A person diagnosed with Alzheimer’s, for example, may at the early stages of the disease have the requisite mental capacity at some times, but not at other times. In the early stages of this disease, it is quite common for someone to lack capacity one day and to have it the next. On principle Alzheimer-sufferers can validly execute a will at times when they can understand its nature and effect, but if the testator’s mental capacity is in contention, a prior Alzheimer-diagnosis may impact on the evaluation of evidence indicating lack of mental capacity.
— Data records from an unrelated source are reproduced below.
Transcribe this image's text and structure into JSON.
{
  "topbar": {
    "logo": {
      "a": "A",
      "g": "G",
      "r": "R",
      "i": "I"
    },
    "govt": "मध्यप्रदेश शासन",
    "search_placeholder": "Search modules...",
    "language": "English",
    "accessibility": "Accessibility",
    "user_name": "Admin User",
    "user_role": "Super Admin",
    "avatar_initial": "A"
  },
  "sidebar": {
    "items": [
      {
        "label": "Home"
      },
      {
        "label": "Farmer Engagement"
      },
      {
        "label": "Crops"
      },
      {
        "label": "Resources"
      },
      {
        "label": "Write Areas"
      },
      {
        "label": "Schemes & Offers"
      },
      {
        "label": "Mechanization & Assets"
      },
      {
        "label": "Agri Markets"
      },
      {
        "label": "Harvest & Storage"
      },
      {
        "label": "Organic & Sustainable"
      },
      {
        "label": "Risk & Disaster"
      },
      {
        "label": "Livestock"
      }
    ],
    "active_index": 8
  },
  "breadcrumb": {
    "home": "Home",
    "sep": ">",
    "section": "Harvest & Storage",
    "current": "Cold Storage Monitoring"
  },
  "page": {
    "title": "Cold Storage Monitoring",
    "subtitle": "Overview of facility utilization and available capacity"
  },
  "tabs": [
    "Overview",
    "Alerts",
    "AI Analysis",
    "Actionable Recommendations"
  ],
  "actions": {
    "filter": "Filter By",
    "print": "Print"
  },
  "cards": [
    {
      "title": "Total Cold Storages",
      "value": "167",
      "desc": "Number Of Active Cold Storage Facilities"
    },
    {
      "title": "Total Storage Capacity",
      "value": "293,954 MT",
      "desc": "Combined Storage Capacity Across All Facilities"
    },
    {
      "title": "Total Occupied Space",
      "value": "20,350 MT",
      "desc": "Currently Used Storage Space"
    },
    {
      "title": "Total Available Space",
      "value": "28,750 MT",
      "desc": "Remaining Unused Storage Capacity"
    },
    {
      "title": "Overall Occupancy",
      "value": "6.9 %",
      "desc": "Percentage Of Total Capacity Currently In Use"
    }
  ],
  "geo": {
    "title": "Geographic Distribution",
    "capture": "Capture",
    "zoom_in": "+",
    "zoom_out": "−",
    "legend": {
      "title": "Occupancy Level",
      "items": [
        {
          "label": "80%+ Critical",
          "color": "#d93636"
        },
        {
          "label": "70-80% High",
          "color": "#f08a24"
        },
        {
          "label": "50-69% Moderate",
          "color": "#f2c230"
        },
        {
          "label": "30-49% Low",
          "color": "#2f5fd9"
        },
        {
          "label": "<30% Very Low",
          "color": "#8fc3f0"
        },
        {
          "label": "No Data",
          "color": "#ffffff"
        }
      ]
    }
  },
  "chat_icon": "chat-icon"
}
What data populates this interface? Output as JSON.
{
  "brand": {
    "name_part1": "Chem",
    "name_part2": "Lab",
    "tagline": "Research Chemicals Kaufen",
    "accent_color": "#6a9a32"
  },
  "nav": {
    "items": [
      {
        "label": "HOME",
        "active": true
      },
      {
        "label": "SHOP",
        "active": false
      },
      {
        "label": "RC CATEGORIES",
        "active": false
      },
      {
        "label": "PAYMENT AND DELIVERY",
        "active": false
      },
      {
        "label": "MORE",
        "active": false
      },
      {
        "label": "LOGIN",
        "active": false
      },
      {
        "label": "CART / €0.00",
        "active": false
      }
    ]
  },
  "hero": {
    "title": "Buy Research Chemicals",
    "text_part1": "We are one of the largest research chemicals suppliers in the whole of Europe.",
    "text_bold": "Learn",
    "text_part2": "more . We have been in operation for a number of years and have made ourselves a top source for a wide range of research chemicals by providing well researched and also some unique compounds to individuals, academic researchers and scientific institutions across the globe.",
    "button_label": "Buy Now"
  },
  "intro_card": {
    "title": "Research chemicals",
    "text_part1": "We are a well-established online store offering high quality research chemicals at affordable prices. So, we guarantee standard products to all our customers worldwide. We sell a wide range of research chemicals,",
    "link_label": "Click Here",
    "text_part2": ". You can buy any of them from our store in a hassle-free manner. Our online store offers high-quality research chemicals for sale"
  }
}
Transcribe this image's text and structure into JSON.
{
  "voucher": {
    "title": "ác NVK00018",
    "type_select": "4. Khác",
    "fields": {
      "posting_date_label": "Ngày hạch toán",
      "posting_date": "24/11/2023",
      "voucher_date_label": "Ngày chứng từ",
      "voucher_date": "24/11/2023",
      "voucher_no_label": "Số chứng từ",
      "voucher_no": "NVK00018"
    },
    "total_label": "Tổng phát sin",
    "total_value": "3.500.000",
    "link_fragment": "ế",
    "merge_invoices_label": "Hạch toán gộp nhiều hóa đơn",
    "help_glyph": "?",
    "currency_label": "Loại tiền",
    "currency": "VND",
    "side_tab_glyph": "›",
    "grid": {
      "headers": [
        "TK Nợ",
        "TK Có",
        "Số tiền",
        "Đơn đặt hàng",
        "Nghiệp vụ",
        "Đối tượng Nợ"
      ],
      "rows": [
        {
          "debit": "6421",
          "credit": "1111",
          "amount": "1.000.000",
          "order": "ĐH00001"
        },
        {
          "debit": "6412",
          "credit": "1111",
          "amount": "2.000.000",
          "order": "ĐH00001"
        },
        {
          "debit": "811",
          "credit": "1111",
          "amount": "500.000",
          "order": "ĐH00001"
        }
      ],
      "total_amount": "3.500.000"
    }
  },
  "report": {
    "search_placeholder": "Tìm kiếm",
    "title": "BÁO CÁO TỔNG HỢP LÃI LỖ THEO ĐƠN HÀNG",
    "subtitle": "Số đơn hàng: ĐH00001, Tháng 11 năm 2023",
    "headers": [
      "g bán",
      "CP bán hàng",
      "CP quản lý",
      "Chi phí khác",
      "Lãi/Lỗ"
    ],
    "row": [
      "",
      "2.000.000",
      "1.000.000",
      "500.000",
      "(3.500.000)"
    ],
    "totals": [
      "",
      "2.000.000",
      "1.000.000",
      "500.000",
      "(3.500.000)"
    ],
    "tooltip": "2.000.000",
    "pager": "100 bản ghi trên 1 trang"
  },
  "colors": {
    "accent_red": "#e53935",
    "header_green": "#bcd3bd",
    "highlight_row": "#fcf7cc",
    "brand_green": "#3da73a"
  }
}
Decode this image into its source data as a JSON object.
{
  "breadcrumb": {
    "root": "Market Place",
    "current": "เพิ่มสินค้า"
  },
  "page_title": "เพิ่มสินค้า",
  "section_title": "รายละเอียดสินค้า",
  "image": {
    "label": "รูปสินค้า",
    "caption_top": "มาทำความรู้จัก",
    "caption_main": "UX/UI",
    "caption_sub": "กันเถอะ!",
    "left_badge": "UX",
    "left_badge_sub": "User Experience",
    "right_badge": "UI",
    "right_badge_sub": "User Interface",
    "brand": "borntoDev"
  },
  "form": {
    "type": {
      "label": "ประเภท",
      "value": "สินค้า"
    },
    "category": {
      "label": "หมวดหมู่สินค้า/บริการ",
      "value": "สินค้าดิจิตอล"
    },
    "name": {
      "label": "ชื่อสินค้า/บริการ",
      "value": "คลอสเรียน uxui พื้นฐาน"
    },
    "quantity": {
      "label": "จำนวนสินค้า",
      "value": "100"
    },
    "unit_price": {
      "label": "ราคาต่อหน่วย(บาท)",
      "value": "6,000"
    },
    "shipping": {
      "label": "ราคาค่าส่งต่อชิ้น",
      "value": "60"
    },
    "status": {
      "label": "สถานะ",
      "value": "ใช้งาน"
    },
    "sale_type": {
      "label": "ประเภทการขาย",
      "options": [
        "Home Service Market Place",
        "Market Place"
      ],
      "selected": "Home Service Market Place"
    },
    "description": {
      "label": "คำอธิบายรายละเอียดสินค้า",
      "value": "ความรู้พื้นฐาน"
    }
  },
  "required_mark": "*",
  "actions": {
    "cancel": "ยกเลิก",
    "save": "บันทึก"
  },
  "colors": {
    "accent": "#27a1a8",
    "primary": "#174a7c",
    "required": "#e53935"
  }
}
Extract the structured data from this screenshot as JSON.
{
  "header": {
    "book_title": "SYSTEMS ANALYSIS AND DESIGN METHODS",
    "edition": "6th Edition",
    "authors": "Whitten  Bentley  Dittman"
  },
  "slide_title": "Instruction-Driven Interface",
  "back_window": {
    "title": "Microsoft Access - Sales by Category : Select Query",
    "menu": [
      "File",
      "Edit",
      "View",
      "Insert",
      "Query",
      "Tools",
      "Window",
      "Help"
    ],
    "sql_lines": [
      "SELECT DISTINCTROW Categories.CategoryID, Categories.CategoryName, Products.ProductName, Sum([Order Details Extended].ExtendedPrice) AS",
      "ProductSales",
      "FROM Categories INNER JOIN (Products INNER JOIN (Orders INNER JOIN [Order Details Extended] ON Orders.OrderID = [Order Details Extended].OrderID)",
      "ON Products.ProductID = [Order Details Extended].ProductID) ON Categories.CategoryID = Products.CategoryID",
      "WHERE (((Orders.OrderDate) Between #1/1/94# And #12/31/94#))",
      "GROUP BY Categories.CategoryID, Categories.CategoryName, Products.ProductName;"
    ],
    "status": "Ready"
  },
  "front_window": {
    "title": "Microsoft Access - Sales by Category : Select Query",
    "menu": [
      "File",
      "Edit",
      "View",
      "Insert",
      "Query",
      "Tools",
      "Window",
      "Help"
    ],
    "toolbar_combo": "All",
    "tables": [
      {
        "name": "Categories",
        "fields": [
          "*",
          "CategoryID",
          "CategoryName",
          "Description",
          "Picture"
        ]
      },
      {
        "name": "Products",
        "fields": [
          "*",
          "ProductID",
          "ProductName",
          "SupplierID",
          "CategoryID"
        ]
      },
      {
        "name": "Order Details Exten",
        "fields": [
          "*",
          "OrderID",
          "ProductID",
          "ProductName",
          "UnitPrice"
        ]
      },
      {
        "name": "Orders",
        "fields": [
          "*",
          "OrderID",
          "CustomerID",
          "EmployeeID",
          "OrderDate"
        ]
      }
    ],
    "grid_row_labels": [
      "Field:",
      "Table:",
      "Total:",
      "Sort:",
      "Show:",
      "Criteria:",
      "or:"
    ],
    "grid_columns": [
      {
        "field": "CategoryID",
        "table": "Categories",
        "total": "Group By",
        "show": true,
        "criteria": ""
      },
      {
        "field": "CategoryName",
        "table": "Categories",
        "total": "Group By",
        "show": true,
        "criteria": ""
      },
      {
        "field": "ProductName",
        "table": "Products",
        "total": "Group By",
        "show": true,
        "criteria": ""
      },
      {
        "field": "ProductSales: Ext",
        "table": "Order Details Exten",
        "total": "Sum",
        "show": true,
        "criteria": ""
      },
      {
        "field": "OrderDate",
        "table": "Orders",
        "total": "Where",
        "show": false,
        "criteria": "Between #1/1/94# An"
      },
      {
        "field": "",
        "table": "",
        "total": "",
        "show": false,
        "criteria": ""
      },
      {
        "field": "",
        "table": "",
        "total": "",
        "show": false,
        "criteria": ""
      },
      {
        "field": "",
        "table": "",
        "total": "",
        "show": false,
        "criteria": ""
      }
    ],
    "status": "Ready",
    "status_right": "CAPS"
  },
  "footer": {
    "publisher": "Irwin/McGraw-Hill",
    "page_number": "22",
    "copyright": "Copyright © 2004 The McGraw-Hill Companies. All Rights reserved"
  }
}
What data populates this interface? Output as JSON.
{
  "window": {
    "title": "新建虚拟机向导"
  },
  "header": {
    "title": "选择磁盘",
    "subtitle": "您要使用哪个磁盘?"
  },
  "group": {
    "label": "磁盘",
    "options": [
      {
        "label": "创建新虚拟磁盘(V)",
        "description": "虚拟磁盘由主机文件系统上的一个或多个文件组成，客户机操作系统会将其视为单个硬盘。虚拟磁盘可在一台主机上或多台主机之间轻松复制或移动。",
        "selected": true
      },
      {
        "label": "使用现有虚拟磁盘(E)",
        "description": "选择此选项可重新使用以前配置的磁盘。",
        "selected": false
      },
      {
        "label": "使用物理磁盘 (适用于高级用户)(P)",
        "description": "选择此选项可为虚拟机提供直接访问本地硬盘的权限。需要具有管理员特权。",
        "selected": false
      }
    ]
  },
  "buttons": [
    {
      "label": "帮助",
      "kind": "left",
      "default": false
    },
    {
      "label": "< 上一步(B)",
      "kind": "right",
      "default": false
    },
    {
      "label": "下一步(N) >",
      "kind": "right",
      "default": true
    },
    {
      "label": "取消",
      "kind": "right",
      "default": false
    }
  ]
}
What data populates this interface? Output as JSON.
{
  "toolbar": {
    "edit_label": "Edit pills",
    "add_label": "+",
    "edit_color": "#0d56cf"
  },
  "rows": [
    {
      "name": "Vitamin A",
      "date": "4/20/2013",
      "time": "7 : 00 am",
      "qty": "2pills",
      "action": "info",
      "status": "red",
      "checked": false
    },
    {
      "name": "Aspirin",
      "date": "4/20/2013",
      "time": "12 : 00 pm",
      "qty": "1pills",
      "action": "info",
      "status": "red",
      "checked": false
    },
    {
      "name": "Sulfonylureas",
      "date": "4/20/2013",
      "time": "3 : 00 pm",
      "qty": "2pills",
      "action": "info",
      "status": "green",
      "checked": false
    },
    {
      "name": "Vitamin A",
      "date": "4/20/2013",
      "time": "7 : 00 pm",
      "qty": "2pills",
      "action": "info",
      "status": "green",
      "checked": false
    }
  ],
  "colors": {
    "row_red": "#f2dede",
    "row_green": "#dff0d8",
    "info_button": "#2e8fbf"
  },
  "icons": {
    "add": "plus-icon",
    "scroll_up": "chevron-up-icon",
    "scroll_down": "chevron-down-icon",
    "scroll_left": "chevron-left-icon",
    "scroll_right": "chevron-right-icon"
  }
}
The person alleging cognitive impairment must prove on a balance of probability that the testator lacked capacity at the time of executing the will.

 

The principles of testamentary capacity are based on the common-law requirements namely (i) that the testator must have reached the age of 16 years, and (ii) the testator must be of sound mind at the time of execution i.e., the testator must have the necessary mental capacity to understand the nature and effect of the act they are about to complete.

 

To establish whether a testator had the capacity to understand the act of executing a will, the test set out in Banks v Goodfellow (1870 LR 5 QB 549) , is whether the testator: (i) understood the nature and effect of a will; (ii) had knowledge of the nature and extent of property owned and bequeathed in terms of the will; (iii) are aware of the persons for whom they would usually be expected to provide; and (iv) was not suffering from a disorder of the mind or insane delusion that would result in an undesirable disposition. In the event of any doubt that the testator meets any one of these requirements, a legal advisor should advise against execution of the purported will.

 

The deciding moment for establishing the competence of a testator is the time when the will was made and not when instructions were given to draft a will. Therefore, if the testator who suffers from Alzheimer’s disease, for example, is temporarily of sound mind, the document would be valid. However, in this situation it is advisable to take extra care to record the evidence of capacity at the time the will is executed, to avoid any uncertainty afterwards.

 

Medical evidence such as psychiatrist reports, witness statements and depositions can be used in support of establishing testamentary incapacity. Should the testator already have been declared of unsound mind prior to making the will, and if the validity of the will is then challenged, the beneficiary alleging that the testator was of sound mind, would have to prove that the testator did, in fact, have a clear or lucid interval while making the will.